A nuclear reactor simulator made by WSC Inc. (Photo: WSC Inc.)
The United States Embassy and Consulate in Kazakhstan announced in December that the two countries are expanding their partnership in civil nuclear energy with a new educational initiative about small modular reactors.
The Department of State’s Foundational Infrastructure for Responsible Use of Small Modular Reactor Technology (FIRST) program will provide the Kazakhstan Institute of Nuclear Physics with an SMR classroom simulator. The simulator will be produced by Florida-based energy technology company Holtec International and WSC Inc., a Maryland-based developer of simulation technology that is a subsidiary of Curtiss-Wright.
Regional training hub: The SMR classroom simulator, which will be located in Almaty, Kazakhstan’s largest city, will serve as a regional training hub designed to facilitate the safe and secure deployment of SMRs in Kazakhstan and throughout Central Asia. According to the embassy announcement, “This new facility is a critical step in developing the workforce to expedite U.S. SMR deployment with trustworthy vendors who meet the highest nuclear security, safety, and nonproliferation standards.”

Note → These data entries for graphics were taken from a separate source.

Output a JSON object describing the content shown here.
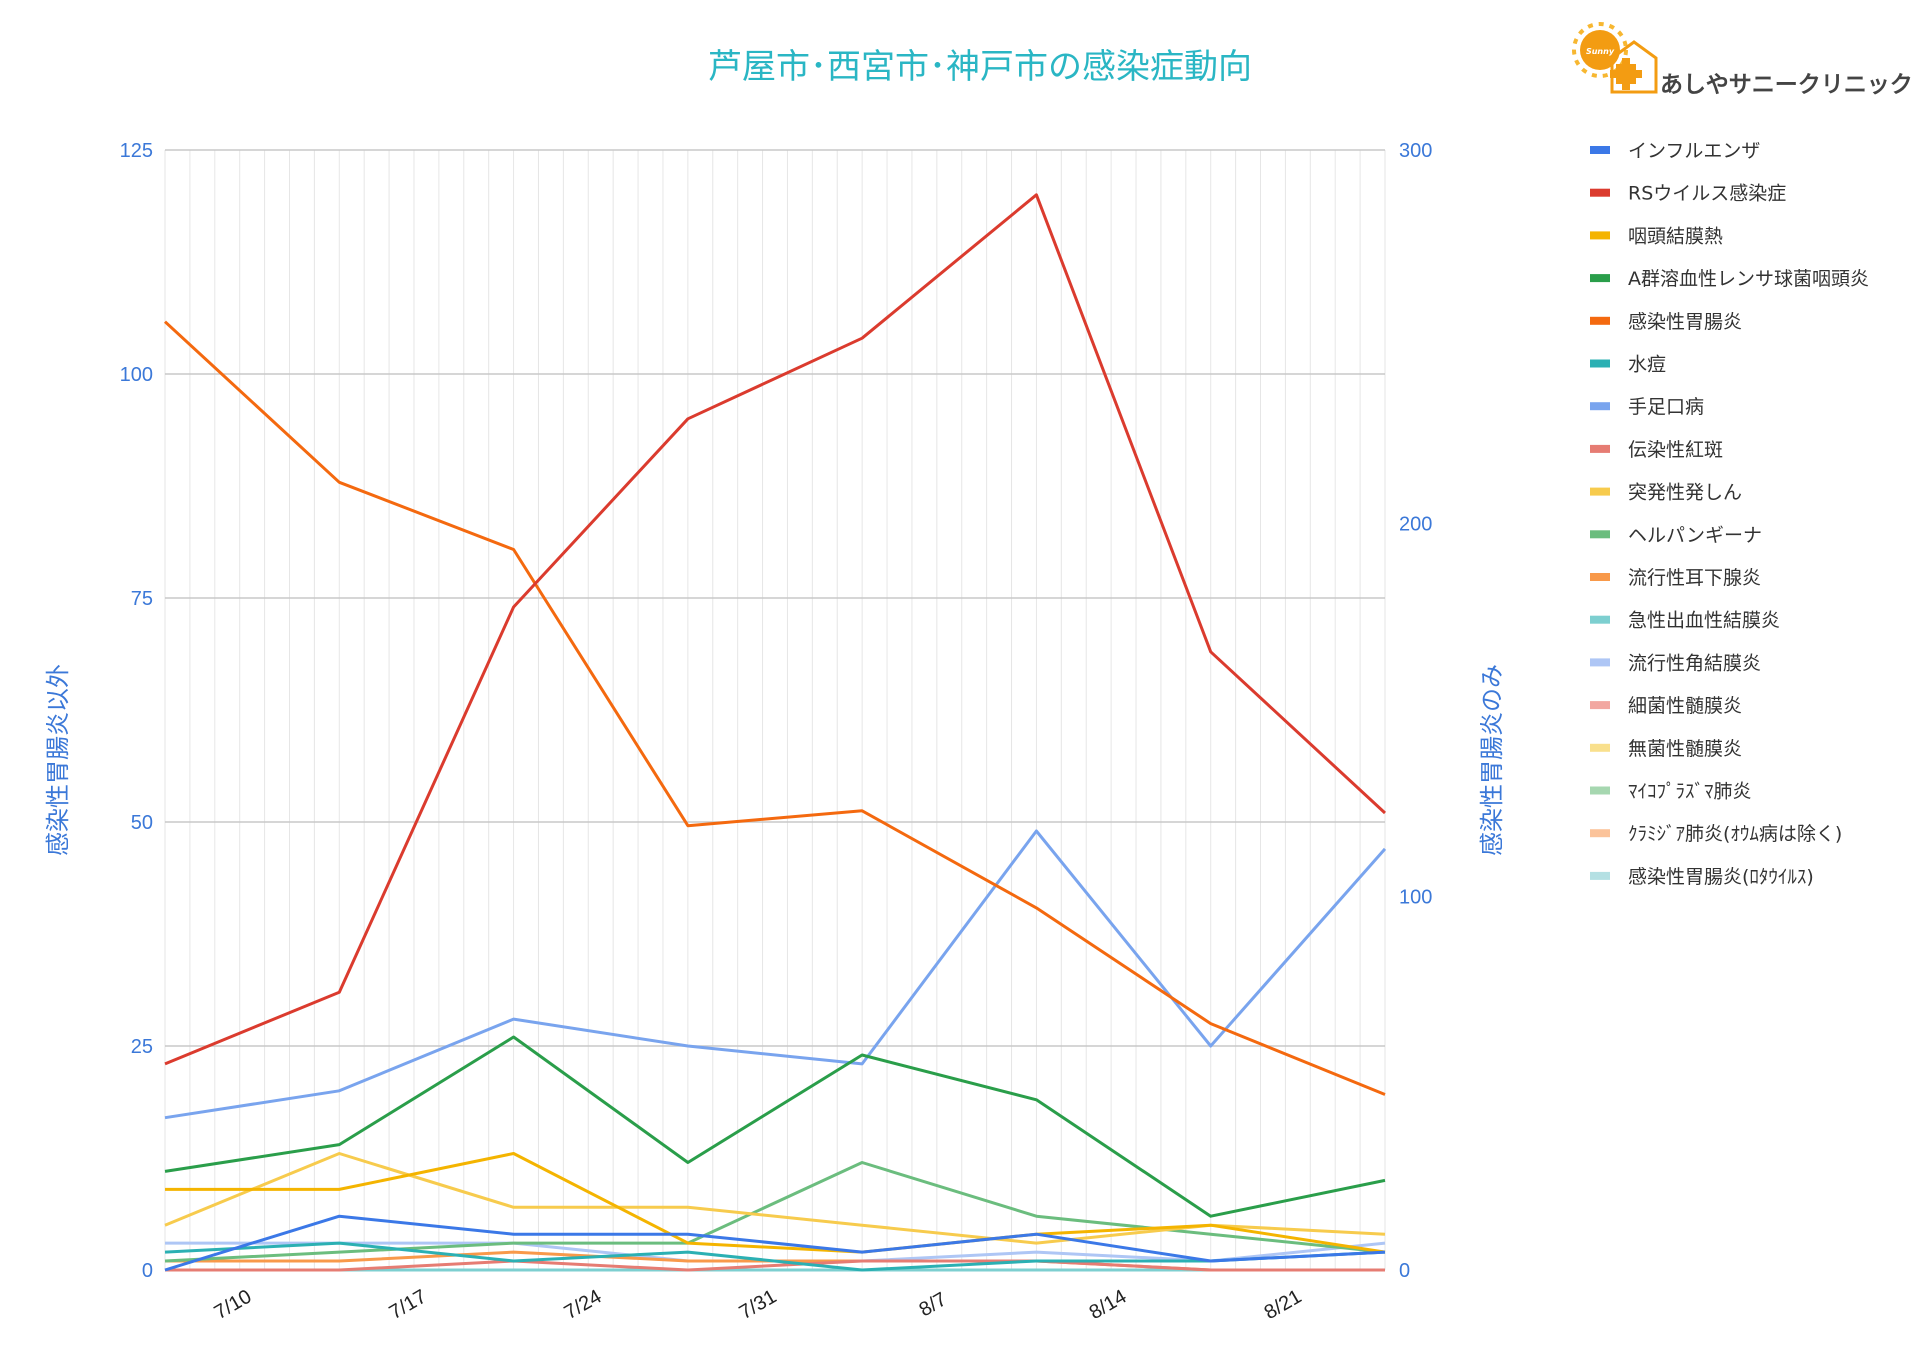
{
  "clinic": {
    "name": "あしやサニークリニック",
    "logo_text": "Sunny"
  },
  "chart_data": {
    "type": "line",
    "title": "芦屋市･西宮市･神戸市の感染症動向",
    "ylabel_left": "感染性胃腸炎以外",
    "ylabel_right": "感染性胃腸炎のみ",
    "ylim_left": [
      0,
      125
    ],
    "ylim_right": [
      0,
      300
    ],
    "yticks_left": [
      "0",
      "25",
      "50",
      "75",
      "100",
      "125"
    ],
    "yticks_right": [
      "0",
      "100",
      "200",
      "300"
    ],
    "xticks": [
      "7/10",
      "7/17",
      "7/24",
      "7/31",
      "8/7",
      "8/14",
      "8/21"
    ],
    "grid": true,
    "legend_position": "right",
    "x": [
      0,
      1,
      2,
      3,
      4,
      5,
      6,
      7
    ],
    "series": [
      {
        "name": "インフルエンザ",
        "color": "#3b78e7",
        "axis": "left",
        "values": [
          0,
          6,
          4,
          4,
          2,
          4,
          1,
          2
        ]
      },
      {
        "name": "RSウイルス感染症",
        "color": "#db3b2e",
        "axis": "left",
        "values": [
          23,
          31,
          74,
          95,
          104,
          120,
          69,
          51
        ]
      },
      {
        "name": "咽頭結膜熱",
        "color": "#f4b400",
        "axis": "left",
        "values": [
          9,
          9,
          13,
          3,
          2,
          4,
          5,
          2
        ]
      },
      {
        "name": "A群溶血性レンサ球菌咽頭炎",
        "color": "#2a9e4a",
        "axis": "left",
        "values": [
          11,
          14,
          26,
          12,
          24,
          19,
          6,
          10
        ]
      },
      {
        "name": "感染性胃腸炎",
        "color": "#f4690f",
        "axis": "right",
        "values": [
          254,
          211,
          193,
          119,
          123,
          97,
          66,
          47
        ]
      },
      {
        "name": "水痘",
        "color": "#2bb0b3",
        "axis": "left",
        "values": [
          2,
          3,
          1,
          2,
          0,
          1,
          1,
          2
        ]
      },
      {
        "name": "手足口病",
        "color": "#79a4ee",
        "axis": "left",
        "values": [
          17,
          20,
          28,
          25,
          23,
          49,
          25,
          47
        ]
      },
      {
        "name": "伝染性紅斑",
        "color": "#e67c73",
        "axis": "left",
        "values": [
          0,
          0,
          1,
          0,
          1,
          1,
          0,
          0
        ]
      },
      {
        "name": "突発性発しん",
        "color": "#f7cb4d",
        "axis": "left",
        "values": [
          5,
          13,
          7,
          7,
          5,
          3,
          5,
          4
        ]
      },
      {
        "name": "ヘルパンギーナ",
        "color": "#6bbd7e",
        "axis": "left",
        "values": [
          1,
          2,
          3,
          3,
          12,
          6,
          4,
          2
        ]
      },
      {
        "name": "流行性耳下腺炎",
        "color": "#f8994a",
        "axis": "left",
        "values": [
          1,
          1,
          2,
          1,
          1,
          1,
          0,
          0
        ]
      },
      {
        "name": "急性出血性結膜炎",
        "color": "#7dcfd0",
        "axis": "left",
        "values": [
          0,
          0,
          0,
          0,
          0,
          0,
          0,
          0
        ]
      },
      {
        "name": "流行性角結膜炎",
        "color": "#aec6f5",
        "axis": "left",
        "values": [
          3,
          3,
          3,
          1,
          1,
          2,
          1,
          3
        ]
      },
      {
        "name": "細菌性髄膜炎",
        "color": "#f2a7a1",
        "axis": "left",
        "values": [
          0,
          0,
          0,
          0,
          0,
          0,
          0,
          0
        ]
      },
      {
        "name": "無菌性髄膜炎",
        "color": "#f9e08d",
        "axis": "left",
        "values": [
          0,
          0,
          0,
          0,
          0,
          0,
          0,
          0
        ]
      },
      {
        "name": "ﾏｲｺﾌﾟﾗｽﾞﾏ肺炎",
        "color": "#a6d7b0",
        "axis": "left",
        "values": [
          0,
          0,
          0,
          0,
          0,
          0,
          0,
          0
        ]
      },
      {
        "name": "ｸﾗﾐｼﾞｱ肺炎(ｵｳﾑ病は除く)",
        "color": "#fbc39a",
        "axis": "left",
        "values": [
          0,
          0,
          0,
          0,
          0,
          0,
          0,
          0
        ]
      },
      {
        "name": "感染性胃腸炎(ﾛﾀｳｲﾙｽ)",
        "color": "#b4e0e3",
        "axis": "left",
        "values": [
          0,
          0,
          0,
          0,
          0,
          0,
          0,
          0
        ]
      }
    ]
  }
}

Feasibility study: In a second SMR initiative, the FIRST program, in partnership with Chicago-based energy architecture-engineering firm Sargent & Lundy, has launched an SMR feasibility study in Kazakhstan. The goal of the study is to “identify a shortlist of U.S. SMR options suitable for deployment at potential sites in Kazakhstan.”
According to the embassy, Kazakhstan is the first Central Asian partner for the FIRST program, began in 2021.

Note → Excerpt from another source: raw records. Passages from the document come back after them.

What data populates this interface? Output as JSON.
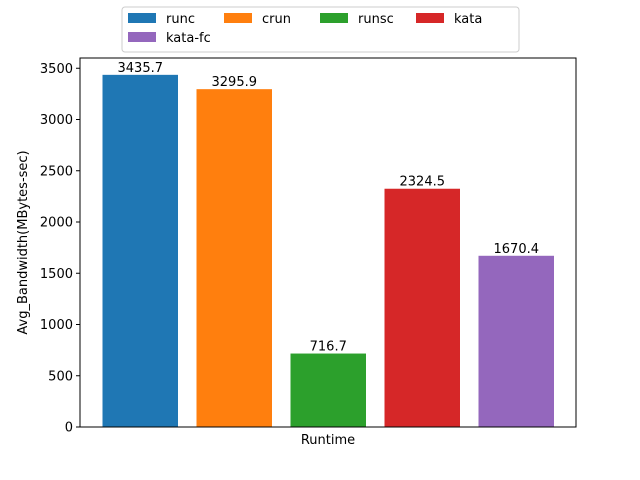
{
  "chart_data": {
    "type": "bar",
    "categories": [
      "runc",
      "crun",
      "runsc",
      "kata",
      "kata-fc"
    ],
    "values": [
      3435.7,
      3295.9,
      716.7,
      2324.5,
      1670.4
    ],
    "value_labels": [
      "3435.7",
      "3295.9",
      "716.7",
      "2324.5",
      "1670.4"
    ],
    "colors": [
      "#1f77b4",
      "#ff7f0e",
      "#2ca02c",
      "#d62728",
      "#9467bd"
    ],
    "title": "",
    "xlabel": "Runtime",
    "ylabel": "Avg_Bandwidth(MBytes-sec)",
    "ylim": [
      0,
      3600
    ],
    "yticks": [
      0,
      500,
      1000,
      1500,
      2000,
      2500,
      3000,
      3500
    ],
    "grid": false,
    "legend": {
      "placement": "top-center",
      "entries": [
        "runc",
        "crun",
        "runsc",
        "kata",
        "kata-fc"
      ]
    }
  }
}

Closer look: The Kazakh government currently has agreements with Russia and China to build large nuclear reactors, which are scheduled for completion in the mid-2030s, and the government previously had not indicated an interest in constructing SMRs. However, SMRs could help fulfill President Kassym-Jomart Tokayev’s plans to bring AI data centers and greater electricity-generating capacity to the country.
Kazakhstan’s new SMR initiatives with the United States may reflect doubts within the Kazakh government that Russia’s Rosatom will be able to meet the projected timeline to build the large VVER-1000 reactors.